Nearly two dozen Twins scouts and supervisors were gathered in the "dungeon," as they called it, with white-erase boards lining the walls and scouting reports spread out on the table. Air conditioning sporadically kicked on to circulate the air, heavy with the smell of fryer grease.
Joel Lepel, the Twins' Midwest scouting supervisor, walked into the room as the roll call neared its end, having just listened in on one final round of last-ditch phone calls. As general manager Terry Ryan and assistant GM Wayne Krivsky walked in behind him, Lepel looked at scouting director Mike Radcliff, sitting at the head of the table in front of the phone, and shook his head. No deal.
"Take who you want," Lepel said.
Radcliff looked around the room. He looked at Ryan, who had already given his blessing. He looked at the other assembled scouts, some who agreed with him, some who did not. "I know some guys weren't sure what I was going to say," Radcliff says now.
The roll call ended just after noon, and the disembodied voice on the line said the draft would now begin.
"Minnesota has the first pick," it said, and then paused, waiting.
Radcliff leaned forward and hit the "talk" button on the speaker.
Joe Mauer stood impatiently in his parents' bedroom. There was a party about to start downstairs in the Mauers' St. Paul, Minn., home, where a couple of dozen of his Cretin-Derham Hall teammates, mostly his fellow seniors, had gathered, and the 18-year-old ballplayer was eager to join them. They had to make this quick, after all, because they had an important baseball game to play that afternoon, the Section 3 championship against Woodbury.
They just needed to know what they were celebrating.
"We really didn't know what was going to happen at that point," Mauer said. "The Twins called right before the draft, like 10 (minutes) to noon, and said they were talking about an agreement with somebody (else), but we want you, and here's (the bonus) we want you for. And my parents were like, 'Well, that's not what we talked about.' And when they hung up, we just looked at each other. I was like, 'So is that it?' "
Just five miles away, the Twins were poised to make their selection, but there was no TV show back then, no pick-by-pick breakdown. Just a couple of years earlier, MLB and some media outlets had begun posting draft results on the internet, but until recently, most players didn't know they had been drafted until their new team called to inform them.

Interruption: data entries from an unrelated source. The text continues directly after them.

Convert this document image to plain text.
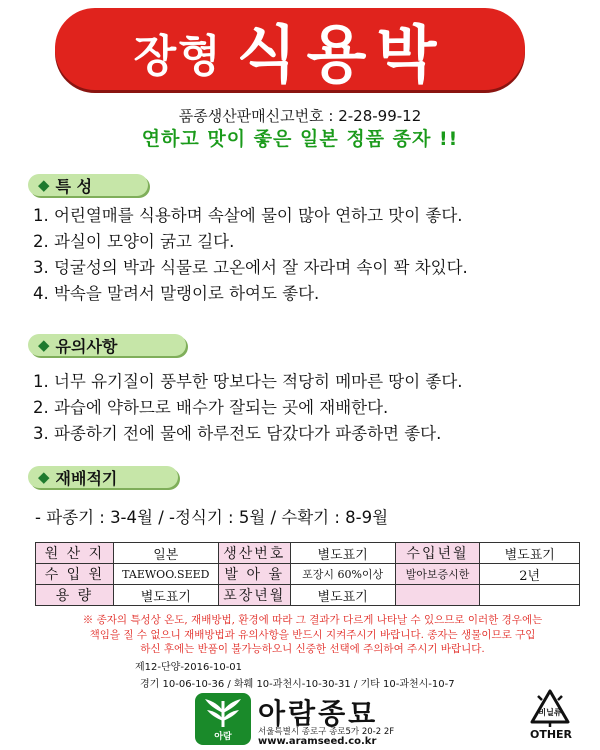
장형 식용박
품종생산판매신고번호 : 2-28-99-12
연하고 맛이 좋은 일본 정품 종자 !!
◆ 특 성
1. 어린열매를 식용하며 속살에 물이 많아 연하고 맛이 좋다.
2. 과실이 모양이 굵고 길다.
3. 덩굴성의 박과 식물로 고온에서 잘 자라며 속이 꽉 차있다.
4. 박속을 말려서 말랭이로 하여도 좋다.
◆ 유의사항
1. 너무 유기질이 풍부한 땅보다는 적당히 메마른 땅이 좋다.
2. 과습에 약하므로 배수가 잘되는 곳에 재배한다.
3. 파종하기 전에 물에 하루전도 담갔다가 파종하면 좋다.
◆ 재배적기
- 파종기 : 3-4월 / -정식기 : 5월 / 수확기 : 8-9월
원 산 지	일본	생산번호	별도표기	수입년월	별도표기
수 입 원	TAEWOO.SEED	발 아 율	포장시 60%이상	발아보증시한	2년
용 량	별도표기	포장년월	별도표기		
※ 종자의 특성상 온도, 재배방법, 환경에 따라 그 결과가 다르게 나타날 수 있으므로 이러한 경우에는
책임을 질 수 없으니 재배방법과 유의사항을 반드시 지켜주시기 바랍니다. 종자는 생물이므로 구입
하신 후에는 반품이 불가능하오니 신중한 선택에 주의하여 주시기 바랍니다.
제12-단양-2016-10-01
경기 10-06-10-36 / 화훼 10-과천시-10-30-31 / 기타 10-과천시-10-7
아람
아람종묘
서울특별시 종로구 종로5가 20-2 2F
www.aramseed.co.kr
비닐류
OTHER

"My agents, advisors at the time, had been talking to us that morning. They thought the Twins might still take me anyway. We just didn't know," Mauer said. "About 10 minutes after the draft started, (agents Ron Shapiro and Michael Maas) called back and said they hadn't heard anything. 'We don't know what's going to happen,' they told us. And while we're talking, Michael all of a sudden says, 'Hey, it says on the internet that you were taken No. 1!' And that's how I found out. Just someone happened to see it online, while I'm standing in my parents' bedroom."

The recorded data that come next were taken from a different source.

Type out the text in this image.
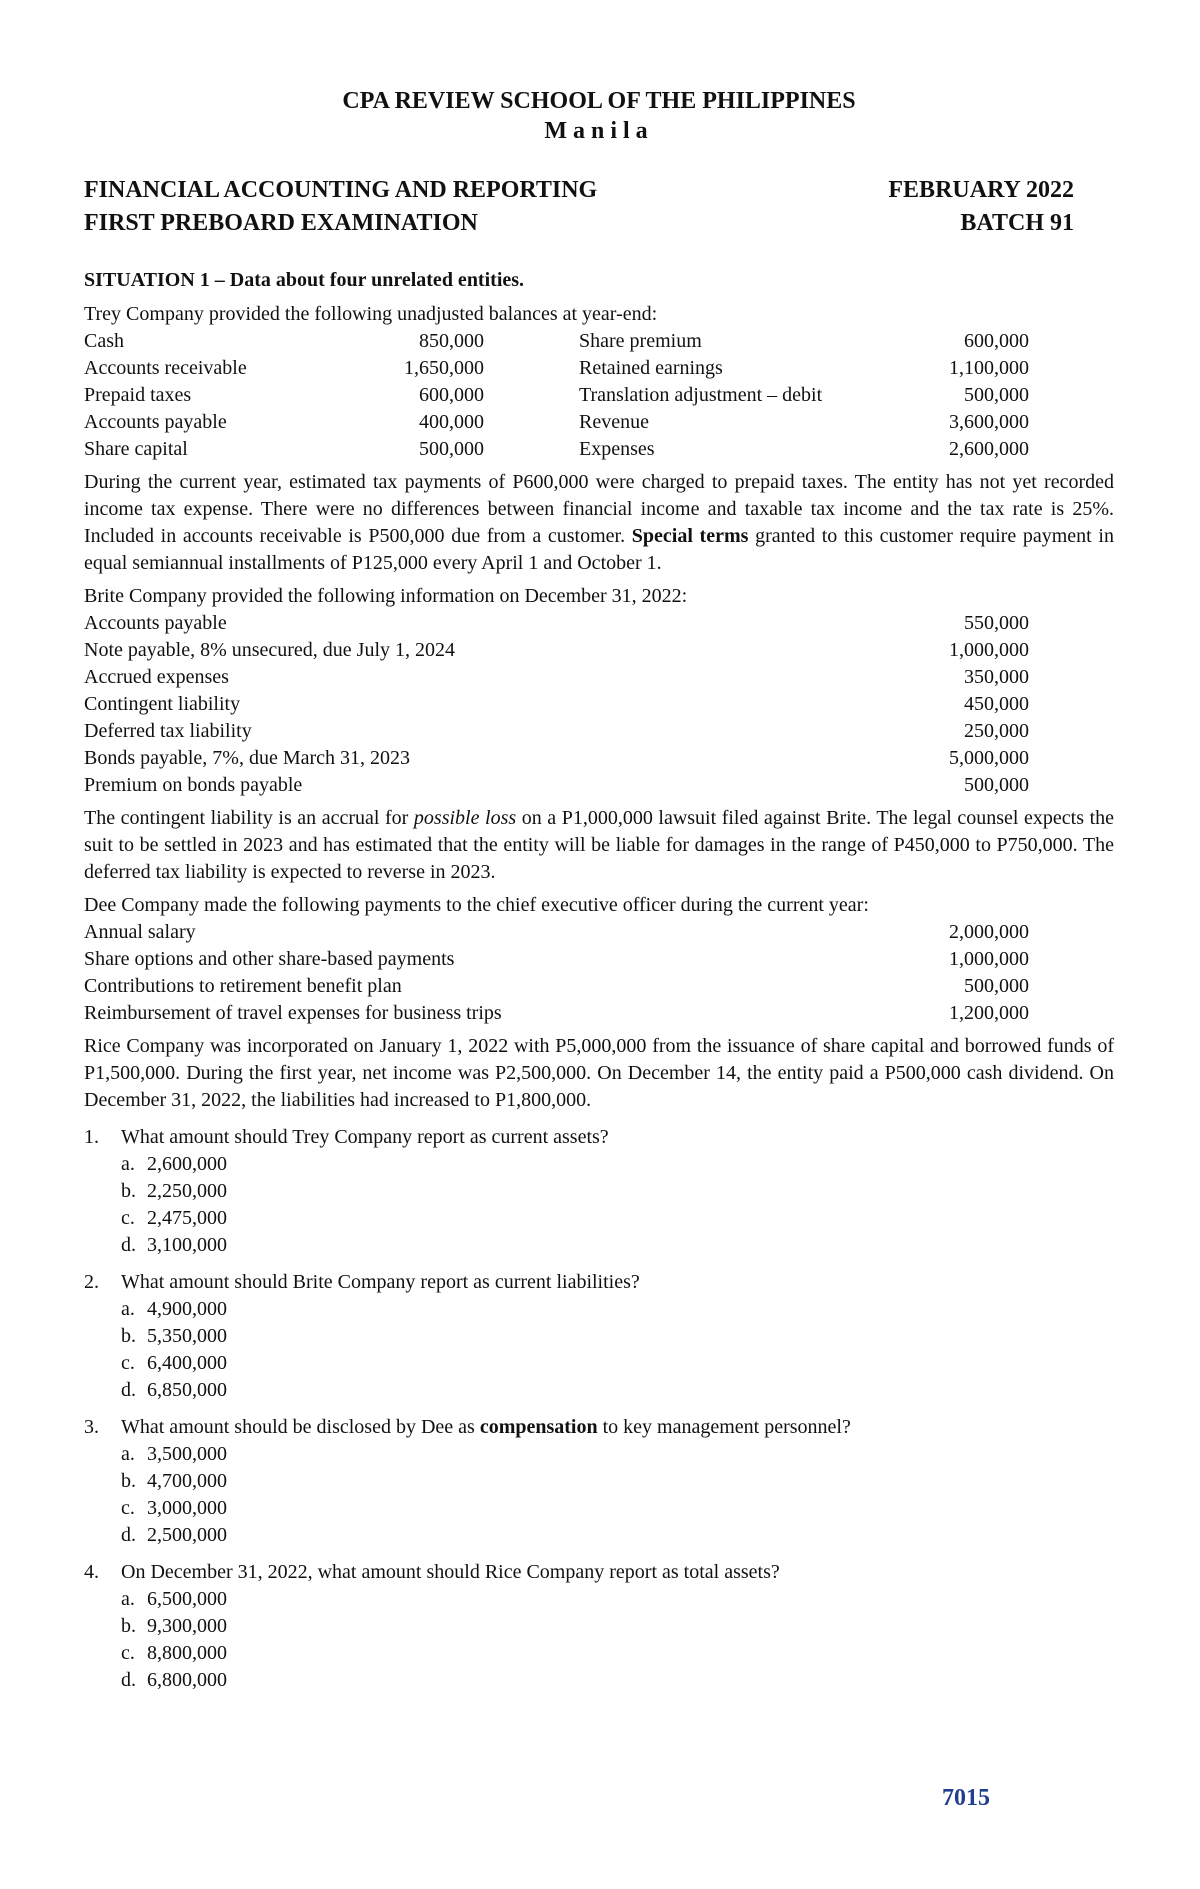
CPA REVIEW SCHOOL OF THE PHILIPPINES
Manila
FINANCIAL ACCOUNTING AND REPORTING	FEBRUARY 2022
FIRST PREBOARD EXAMINATION	BATCH 91
SITUATION 1 – Data about four unrelated entities.

Trey Company provided the following unadjusted balances at year-end:

Cash	850,000	Share premium	600,000
Accounts receivable	1,650,000	Retained earnings	1,100,000
Prepaid taxes	600,000	Translation adjustment – debit	500,000
Accounts payable	400,000	Revenue	3,600,000
Share capital	500,000	Expenses	2,600,000

During the current year, estimated tax payments of P600,000 were charged to prepaid taxes. The entity has not yet recorded income tax expense. There were no differences between financial income and taxable tax income and the tax rate is 25%. Included in accounts receivable is P500,000 due from a customer. Special terms granted to this customer require payment in equal semiannual installments of P125,000 every April 1 and October 1.

Brite Company provided the following information on December 31, 2022:

Accounts payable	550,000
Note payable, 8% unsecured, due July 1, 2024	1,000,000
Accrued expenses	350,000
Contingent liability	450,000
Deferred tax liability	250,000
Bonds payable, 7%, due March 31, 2023	5,000,000
Premium on bonds payable	500,000

The contingent liability is an accrual for possible loss on a P1,000,000 lawsuit filed against Brite. The legal counsel expects the suit to be settled in 2023 and has estimated that the entity will be liable for damages in the range of P450,000 to P750,000. The deferred tax liability is expected to reverse in 2023.

Dee Company made the following payments to the chief executive officer during the current year:

Annual salary	2,000,000
Share options and other share-based payments	1,000,000
Contributions to retirement benefit plan	500,000
Reimbursement of travel expenses for business trips	1,200,000

Rice Company was incorporated on January 1, 2022 with P5,000,000 from the issuance of share capital and borrowed funds of P1,500,000. During the first year, net income was P2,500,000. On December 14, the entity paid a P500,000 cash dividend. On December 31, 2022, the liabilities had increased to P1,800,000.

1.	What amount should Trey Company report as current assets?
a. 2,600,000
b. 2,250,000
c. 2,475,000
d. 3,100,000
2.	What amount should Brite Company report as current liabilities?
a. 4,900,000
b. 5,350,000
c. 6,400,000
d. 6,850,000
3.	What amount should be disclosed by Dee as compensation to key management personnel?
a. 3,500,000
b. 4,700,000
c. 3,000,000
d. 2,500,000
4.	On December 31, 2022, what amount should Rice Company report as total assets?
a. 6,500,000
b. 9,300,000
c. 8,800,000
d. 6,800,000
7015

Mauer pauses at the memory. "It's a little different today," he said.
He's absolutely right about that. On Monday, the Twins will exercise the overall No. 1 pick once again, for the third time in their history.
The player they select surely will be watching the national TV broadcast, might even be in MLB Network's Secaucus, N.J., studios to revel in his status. He'll shake the commissioner's hand, be interviewed by former ballplayers, and watch highlights of his amateur career.
But whoever the Twins choose, he probably won't go 4-for-4 that day and lead his team into the state quarterfinals.
"That made the day perfect. We ended up 10-running them (in a 13-3 win) at old Midway Stadium and got to celebrate again," Mauer said. "It was a lot of fun."
Baseball still is for Mauer, and that's one thing that hasn't changed: Sixteen years later, he's still in the lineup most days for the team that drafted him.
In fact, Mauer is one of the great success stories not only in Minnesota draft history, but of the draft overall. Of the 52 players who have been chosen as the overall top pick, only three, as measured by baseball-reference.com's Wins Above Replacement (WAR), have had more productive and successful careers than the three-time batting champion, six-time All-Star and 2009 Most Valuable Player: Alex Rodriguez, Chipper Jones and Ken Griffey Jr., the latter a Hall of Famer and the other two possessing Cooperstown-worthy resumes.
Yet the "Matt Christopher Sports Classic" quality to Mauer's career-long tenure with his hometown team has largely obscured a few facts about that draft choice: It almost didn't happen, the Twins were roasted by critics and scouts when it did, and it probably wouldn't happen today.
"The timing of it all is pretty remarkable," Radcliff said. "To have a kid this talented, from right down the street, enter the draft in the one year we happen to have the top pick — you could never plan that. You couldn't imagine it."